【課題別研修】アジア地域市場志向型農業振興 — 農業とジェンダー講義に参加しました!

2022年9月1日

ジェンダー主流化と女性のエンパワーメントを農業変革の適用枠組みを明らかに!

イコールパートナーシップの構成要因について説明をしています。

ジェンダー主流化はSDGsの達成に極めて重要です。

研修参加者全員での集合写真

こんにちは、大学院生インターンのLeeです。

本年8月22日(月)から9月9日(金)にかけて、JICAの課題別研修「アジア地域市場志向型農業振興」がオンラインにて実施されています。5ヵ国総勢19名の行政官研修員が参加し、JICA北海道(帯広)とつないで研修を行うものです。今回は、私Leeもその研修の一部に参加してきました!

「アジア地域市場志向型農業振興」は、JICAが開発した小規模農家支援のアプローチ、SHEP (Smallholder Horticulture Empowerment & Promotionの略)であり、『市場意識の変革』と『開発途上国の小規模農家の所得向上』することを目的にした課題別研修です。

今回は、3週間の研修コースのうちの1コマ「農業とジェンダー」という講義に参加させていただきました。

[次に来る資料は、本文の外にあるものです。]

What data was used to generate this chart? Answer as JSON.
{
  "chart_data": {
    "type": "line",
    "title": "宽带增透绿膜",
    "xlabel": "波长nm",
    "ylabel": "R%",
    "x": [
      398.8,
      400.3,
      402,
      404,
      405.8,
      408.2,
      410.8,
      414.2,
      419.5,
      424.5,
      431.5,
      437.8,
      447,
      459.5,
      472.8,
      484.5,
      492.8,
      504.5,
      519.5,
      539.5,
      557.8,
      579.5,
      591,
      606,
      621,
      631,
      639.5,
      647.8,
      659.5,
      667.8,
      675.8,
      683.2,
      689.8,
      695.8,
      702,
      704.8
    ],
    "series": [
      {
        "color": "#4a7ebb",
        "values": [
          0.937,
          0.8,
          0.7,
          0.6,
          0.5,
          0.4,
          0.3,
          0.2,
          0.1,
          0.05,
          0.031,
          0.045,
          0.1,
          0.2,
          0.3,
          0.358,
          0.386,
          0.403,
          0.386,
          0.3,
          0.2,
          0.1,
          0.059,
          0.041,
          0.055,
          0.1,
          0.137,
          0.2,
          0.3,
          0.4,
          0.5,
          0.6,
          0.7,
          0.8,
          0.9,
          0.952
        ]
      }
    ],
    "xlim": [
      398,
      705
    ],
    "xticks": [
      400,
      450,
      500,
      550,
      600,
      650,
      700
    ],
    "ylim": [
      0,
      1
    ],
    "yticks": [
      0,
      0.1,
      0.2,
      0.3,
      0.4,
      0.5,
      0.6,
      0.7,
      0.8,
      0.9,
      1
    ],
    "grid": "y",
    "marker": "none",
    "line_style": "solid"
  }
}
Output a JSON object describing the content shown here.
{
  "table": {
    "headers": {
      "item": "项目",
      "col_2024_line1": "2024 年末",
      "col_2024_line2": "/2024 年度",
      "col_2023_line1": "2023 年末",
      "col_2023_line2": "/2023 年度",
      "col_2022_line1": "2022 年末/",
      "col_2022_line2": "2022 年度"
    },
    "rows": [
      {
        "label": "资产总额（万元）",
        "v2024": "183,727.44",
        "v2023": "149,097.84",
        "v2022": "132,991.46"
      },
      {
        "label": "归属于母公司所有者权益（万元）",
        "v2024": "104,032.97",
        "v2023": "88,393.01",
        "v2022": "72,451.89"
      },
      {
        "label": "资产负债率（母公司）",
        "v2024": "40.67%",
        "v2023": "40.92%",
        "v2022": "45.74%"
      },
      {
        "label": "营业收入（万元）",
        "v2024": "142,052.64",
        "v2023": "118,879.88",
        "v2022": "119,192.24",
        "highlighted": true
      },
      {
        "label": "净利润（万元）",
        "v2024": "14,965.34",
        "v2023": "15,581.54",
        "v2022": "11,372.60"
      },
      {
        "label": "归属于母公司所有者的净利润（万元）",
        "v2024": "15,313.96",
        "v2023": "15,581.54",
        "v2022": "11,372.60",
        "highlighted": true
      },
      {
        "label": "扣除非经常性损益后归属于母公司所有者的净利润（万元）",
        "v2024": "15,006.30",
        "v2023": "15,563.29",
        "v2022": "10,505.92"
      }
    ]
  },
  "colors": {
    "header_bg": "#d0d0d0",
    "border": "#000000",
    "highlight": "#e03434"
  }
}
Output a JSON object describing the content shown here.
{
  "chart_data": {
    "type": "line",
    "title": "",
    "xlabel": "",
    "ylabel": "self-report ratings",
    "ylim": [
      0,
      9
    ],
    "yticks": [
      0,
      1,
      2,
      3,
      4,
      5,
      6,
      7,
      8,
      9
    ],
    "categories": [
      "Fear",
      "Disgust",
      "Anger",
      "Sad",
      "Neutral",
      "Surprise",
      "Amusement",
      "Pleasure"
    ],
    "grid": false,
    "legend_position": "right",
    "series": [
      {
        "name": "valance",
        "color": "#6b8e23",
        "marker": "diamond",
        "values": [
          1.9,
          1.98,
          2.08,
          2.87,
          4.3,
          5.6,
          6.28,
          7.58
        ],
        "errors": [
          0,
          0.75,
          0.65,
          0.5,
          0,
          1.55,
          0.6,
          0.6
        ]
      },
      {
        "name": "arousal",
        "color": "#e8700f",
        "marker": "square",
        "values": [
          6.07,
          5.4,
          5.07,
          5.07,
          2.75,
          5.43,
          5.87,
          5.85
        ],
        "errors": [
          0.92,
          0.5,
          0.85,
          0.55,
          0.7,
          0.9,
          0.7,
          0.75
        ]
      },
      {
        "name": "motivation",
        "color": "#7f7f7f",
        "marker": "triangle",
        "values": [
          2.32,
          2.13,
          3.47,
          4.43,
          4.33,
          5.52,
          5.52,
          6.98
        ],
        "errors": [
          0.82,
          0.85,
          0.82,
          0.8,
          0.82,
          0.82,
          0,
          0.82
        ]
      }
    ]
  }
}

内容についてご紹介したいと思います。

当日は、元JICA国際協力専門員で、ジェンダー主流化(社会的性差解消に向けた対応)に取り込むシニアコンサルタントの山口綾さんから、SHEPアプローチにおけるジェンダー主流化と、ジェンダーの視点からの農業変革についてのお話がありました。山口さんは、様々なデータを用いながら農業分野における男女格差の実態について、収入や、与えられる研修機会の差などを例に説明しました。加えて、その格差による課題の解消と農業経営における対等な夫婦関係の実践によって得られるメリットとして、GDPと作物生産の向上を例に挙げました。また、ケニアとエジプトにおけるSHEPアプローチの比較を通じて、「ジェンダー戦略は国によって異なる」と指摘しました。さらに、ジェンダー分析、SHEPアプローチやPDCA(Plan(計画)→Do(実行)→Check(評価)→Action(改善))サイクルなどの方法論の紹介を行いました。最後に、山口さんはジェンダー平等及び女性のエンパワーメントは、 持続可能な開発目標(SDGs)のすべてのゴールの実現にとって重要と位置づけられていますと述べました。

Q&Aセッションにて、「女性のエンパワーメント(権限付与、能力開花)の実践にとって極めて重要な要因はなんだろうか」などたくさんの質問で盛り上がりました。山口さんは自分が経験されてきた案件と心構えを語って回答していただきました。参加した研修員からは、「ジェンダー分析と調査の仕組みがとても役に立つと思います」、「ジェンダーに対するマインドセットを変えるのは難しいが、これから積極的に取り込もうと思います」等のコメントをいただきました。

今回研修に参加した行政官が日本の農業から学んだ知識を基に、「市場を知り、農業で稼ぐ」、「農業における男女共同参画」という意識が浸透し活かされることを期待しています。